Fonte: Shutterstock, 2015.

No contrato social,

[...] cada homem é ao mesmo tempo legislador e sujeito. Ele obedece à lei que ele mesmo fez. Isso pressupõe uma vontade geral distinta da soma das vontades particulares. Cada homem possui, como indivíduo, uma vontade particular; mas também possui, como cidadão, uma vontade geral que o conduz a querer o bem do conjunto do qual é membro (JAPIASSÚ; MARCONDES, 2001, s/p).

Sem o contrato social, os direitos naturais dos indivíduos estariam ameaçados, na medida em que, fora da proteção do Estado, vigoraria a condição humana pré-política, em outros termos, a condição do estado de natureza.

No estado de natureza, conforme Locke prevê, o homem se submeteria a um ininterrupto estado de guerra de todos contra todos.

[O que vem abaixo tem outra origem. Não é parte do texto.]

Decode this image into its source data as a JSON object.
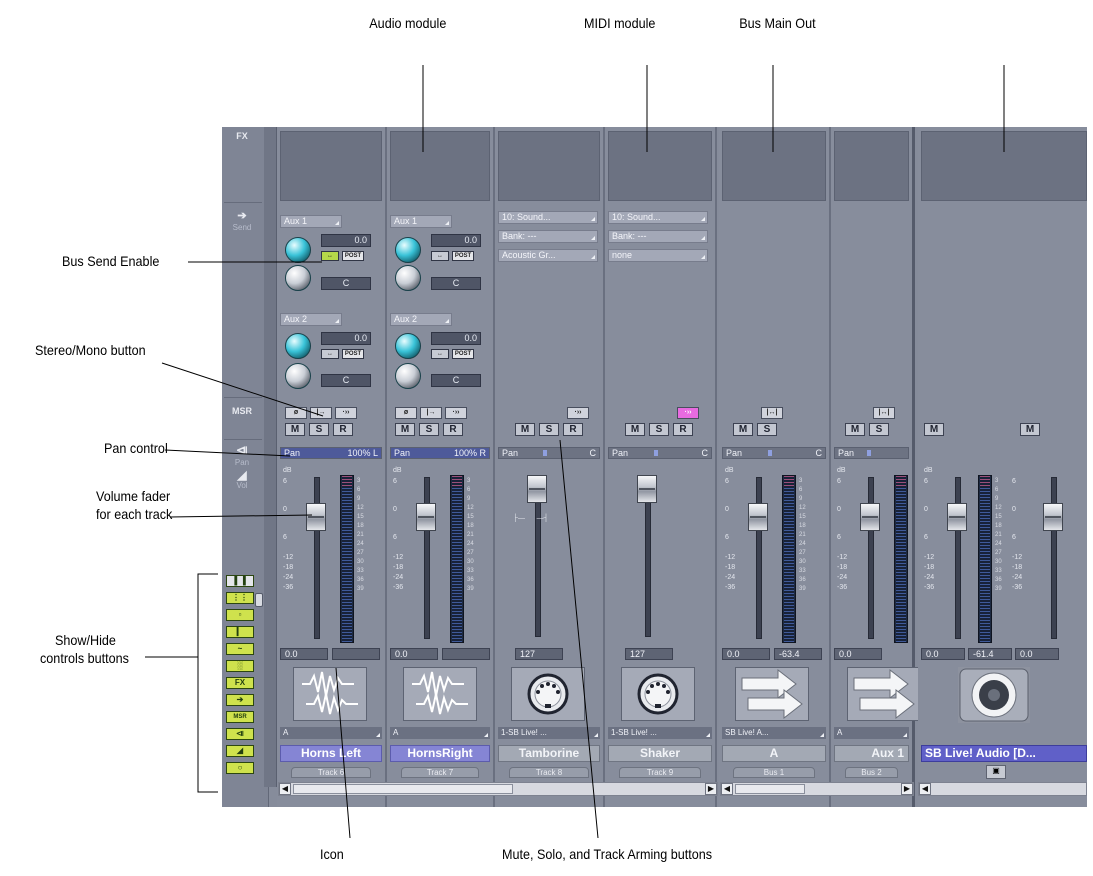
{
  "annotations": {
    "audio_module": "Audio module",
    "midi_module": "MIDI module",
    "bus_main_out": "Bus Main Out",
    "bus_send_enable": "Bus Send Enable",
    "stereo_mono": "Stereo/Mono button",
    "pan_control": "Pan control",
    "volume_fader_1": "Volume fader",
    "volume_fader_2": "for each track",
    "showhide_1": "Show/Hide",
    "showhide_2": "controls buttons",
    "icon": "Icon",
    "msr_buttons": "Mute, Solo, and Track Arming buttons"
  },
  "left_panel": {
    "fx": "FX",
    "send": "Send",
    "msr": "MSR",
    "pan": "Pan",
    "vol": "Vol",
    "showhide_buttons": [
      "FX",
      "MSR"
    ]
  },
  "db_scale": {
    "label": "dB",
    "fader_marks": [
      "6",
      "0",
      "6",
      "-12",
      "-18",
      "-24",
      "-36"
    ],
    "meter_ticks": "3\n6\n9\n12\n15\n18\n21\n24\n27\n30\n33\n36\n39"
  },
  "buttons": {
    "mute": "M",
    "solo": "S",
    "arm": "R",
    "post": "POST",
    "pan_label": "Pan",
    "center": "C"
  },
  "tracks": [
    {
      "aux1_label": "Aux 1",
      "aux1_value": "0.0",
      "aux1_pan": "C",
      "aux2_label": "Aux 2",
      "aux2_value": "0.0",
      "aux2_pan": "C",
      "pan_value": "100% L",
      "volume": "0.0",
      "io": "A",
      "name": "Horns Left",
      "number": "Track 6"
    },
    {
      "aux1_label": "Aux 1",
      "aux1_value": "0.0",
      "aux1_pan": "C",
      "aux2_label": "Aux 2",
      "aux2_value": "0.0",
      "aux2_pan": "C",
      "pan_value": "100% R",
      "volume": "0.0",
      "io": "A",
      "name": "HornsRight",
      "number": "Track 7"
    },
    {
      "port": "10: Sound...",
      "bank": "Bank: ---",
      "patch": "Acoustic Gr...",
      "pan_value": "C",
      "volume": "127",
      "io": "1-SB Live! ...",
      "name": "Tamborine",
      "number": "Track 8"
    },
    {
      "port": "10: Sound...",
      "bank": "Bank: ---",
      "patch": "none",
      "pan_value": "C",
      "volume": "127",
      "io": "1-SB Live! ...",
      "name": "Shaker",
      "number": "Track 9"
    },
    {
      "pan_value": "C",
      "volume": "0.0",
      "peak": "-63.4",
      "io": "SB Live! A...",
      "name": "A",
      "number": "Bus 1"
    },
    {
      "pan_value": "C",
      "volume": "0.0",
      "io": "A",
      "name": "Aux 1",
      "number": "Bus 2"
    },
    {
      "volume": "0.0",
      "peak": "-61.4",
      "volume2": "0.0",
      "name": "SB Live! Audio [D..."
    }
  ]
}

No estado de guerra, as disputas são travadas fundamental-mente por meio da coerção, dos privilégios da força e da brutalidade. Para escapar dessa con-dição primitiva, os homens confeccionaram o Estado, cujo papel é o de garantir a manutenção dos direitos naturais do homem, como, por exemplo, o direito à propriedade.

De acordo com Coutinho (1999, p. 44):

[...] esse conceito de ‘direito natural’ – de direitos que pertencem aos indivíduos independentemente dos status que ocupam na sociedade em que vivem – teve um importante papel revolucionário em dado momento da história, na medida em que afirmava a liberdade individual contra as pretensões despóticas do absolutismo e em que negava a desigualdade de direitos sancionada pela organização hierárquica e estamental própria do feudalismo.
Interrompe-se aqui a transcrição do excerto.